Official PyTorch implementation of the ICML 2022 paper:<br>
**[Diffusion Models for Adversarial Purification](https://arxiv.org/abs/2205.07460)**
<br>
Weili Nie, Brandon Guo, Yujia Huang, Chaowei Xiao, Arash Vahdat, Anima Anandkumar<br>
https://diffpure.github.io <br>

Abstract: *Adversarial purification refers to a class of defense methods that remove adversarial perturbations using a
generative model. These methods do not make assumptions on the form of attack and the classification model, and thus can
defend pre-existing classifiers against unseen threats. However, their performance currently falls behind adversarial
training methods. In this work, we propose <i>DiffPure</i> that uses diffusion models for adversarial purification:
Given an adversarial example, we first diffuse it with a small amount of noise following a forward diffusion process,
and then recover the clean image through a reverse generative process. To evaluate our method against strong adaptive
attacks in an efficient and scalable way, we propose to use the adjoint method to compute full gradients of the reverse
generative process. Extensive experiments on three image datasets including CIFAR-10, ImageNet and CelebA-HQ with three
classifier architectures including ResNet, WideResNet and ViT demonstrate that our method achieves the state-of-the-art
results, outperforming current adversarial training and adversarial purification methods, often by a large margin.*

## Requirements

- 1-4 high-end NVIDIA GPUs with 32 GB of memory.
- 64-bit Python 3.8.
- CUDA=11.0 and docker must be installed first.
- Installation of the required library dependencies with Docker:
    ```bash
    docker build -f diffpure.Dockerfile --tag=diffpure:0.0.1 .
    docker run -it -d --gpus 0 --name diffpure --shm-size 8G -v $(pwd):/workspace -p 5001:6006 diffpure:0.0.1
    docker exec -it diffpure bash
    ```

## Data and pre-trained models

Before running our code on ImageNet and CelebA-HQ, you have to first download these two datasets. For example, you can
follow [the instructions to download CelebA-HQ](https://github.com/suvojit-0x55aa/celebA-HQ-dataset-download). Note that
we use the LMDB format for ImageNet, so you may need
to [convert the ImageNet dataset to LMDB](https://github.com/Lyken17/Efficient-PyTorch/tree/master/tools). There is no
need to download CIFAR-10 separately.

Note that you have to put all the datasets in the `datasest` directory.

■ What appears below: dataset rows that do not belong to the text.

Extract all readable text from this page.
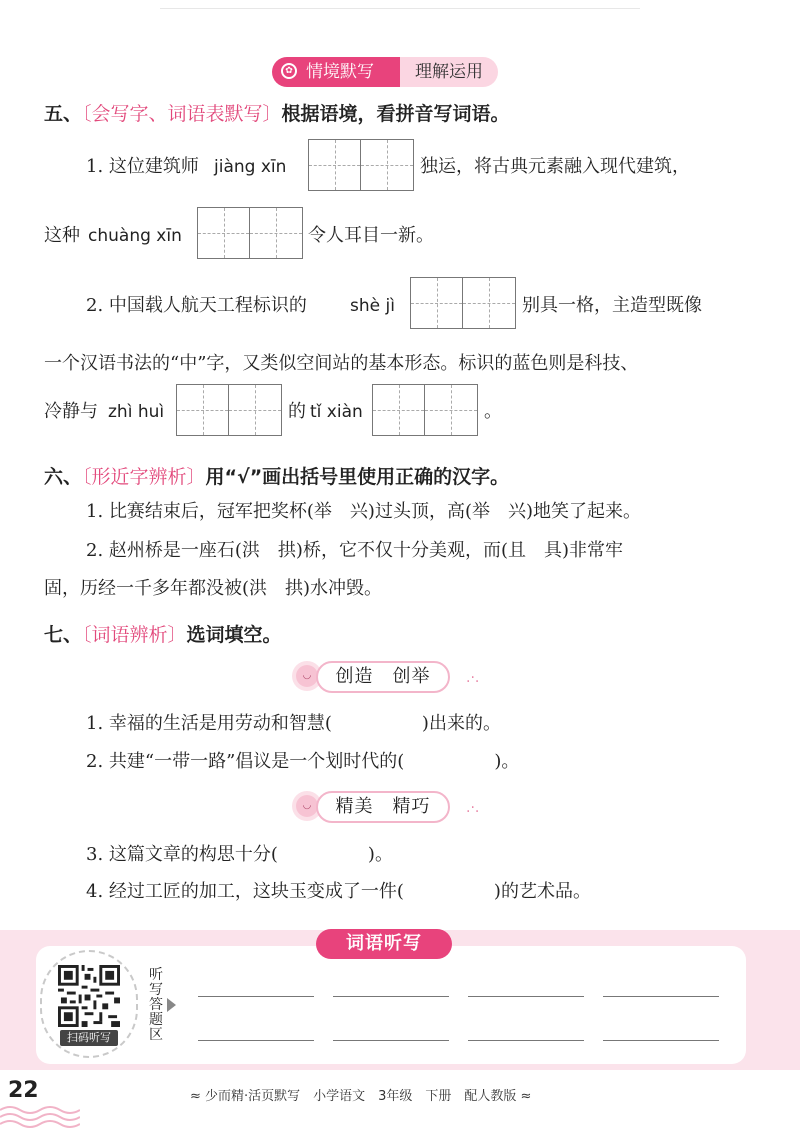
✿ 情境默写	理解运用
五、〔会写字、词语表默写〕根据语境，看拼音写词语。
1. 这位建筑师 jiàng xīn	独运，将古典元素融入现代建筑，
这种 chuàng xīn	令人耳目一新。
2. 中国载人航天工程标识的	shè jì	别具一格，主造型既像
一个汉语书法的“中”字，又类似空间站的基本形态。标识的蓝色则是科技、
冷静与 zhì huì	的 tǐ xiàn	。
六、〔形近字辨析〕用“√”画出括号里使用正确的汉字。
1. 比赛结束后，冠军把奖杯(举　兴)过头顶，高(举　兴)地笑了起来。
2. 赵州桥是一座石(洪　拱)桥，它不仅十分美观，而(且　具)非常牢
固，历经一千多年都没被(洪　拱)水冲毁。
七、〔词语辨析〕选词填空。
◡	创造　创举	.·.
1. 幸福的生活是用劳动和智慧(　　　　　)出来的。
2. 共建“一带一路”倡议是一个划时代的(　　　　　)。
◡	精美　精巧	.·.
3. 这篇文章的构思十分(　　　　　)。
4. 经过工匠的加工，这块玉变成了一件(　　　　　)的艺术品。
词语听写
扫码听写
听写答题区
22	≈ 少而精·活页默写　小学语文　3年级　下册　配人教版 ≈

For the pre-trained diffusion models, you need to first download them from the following links:

- [Score SDE](https://github.com/yang-song/score_sde_pytorch) for
  CIFAR-10: (`vp/cifar10_ddpmpp_deep_continuous`: [download link](https://drive.google.com/file/d/16_-Ahc6ImZV5ClUc0vM5Iivf8OJ1VSif/view?usp=sharing))
- [Guided Diffusion](https://github.com/openai/guided-diffusion) for
  ImageNet: (`256x256 diffusion unconditional`: [download link](https://openaipublic.blob.core.windows.net/diffusion/jul-2021/256x256_diffusion_uncond.pt))
- [DDPM](https://github.com/ermongroup/SDEdit) for CelebA-HQ:  (`CelebA-HQ`: [download link](https://image-editing-test-12345.s3-us-west-2.amazonaws.com/checkpoints/celeba_hq.ckpt))

For the pre-trained classifiers, most of them do not need to be downloaded separately, except for

- `attribute classifiers` from [gan-ensembling](https://github.com/chail/gan-ensembling) on
  CelebA-HQ: [download link](http://latent-composition.csail.mit.edu/other_projects/gan_ensembling/zips/pretrained_classifiers.zip)
- `wideresnet-70-16` on CIFAR-10: [download link](https://drive.google.com/drive/folders/1OeuFx2r26xeHncs8bGuqgY6ns_N77Avi?usp=sharing)
- `resnet-50` on CIFAR-10: [download link](https://drive.google.com/drive/folders/1SEGilIEAnx9OC1JVhmOynreCF3oog7Fi?usp=sharing)
- `wrn-70-16-dropout` on CIFAR-10: [download link](https://drive.google.com/drive/folders/1istqcnPNXJ-TQFdxRqNJuInzOtlYOG1b?usp=sharing)

Note that you have to put all the pretrained models in the `pretrained` directory.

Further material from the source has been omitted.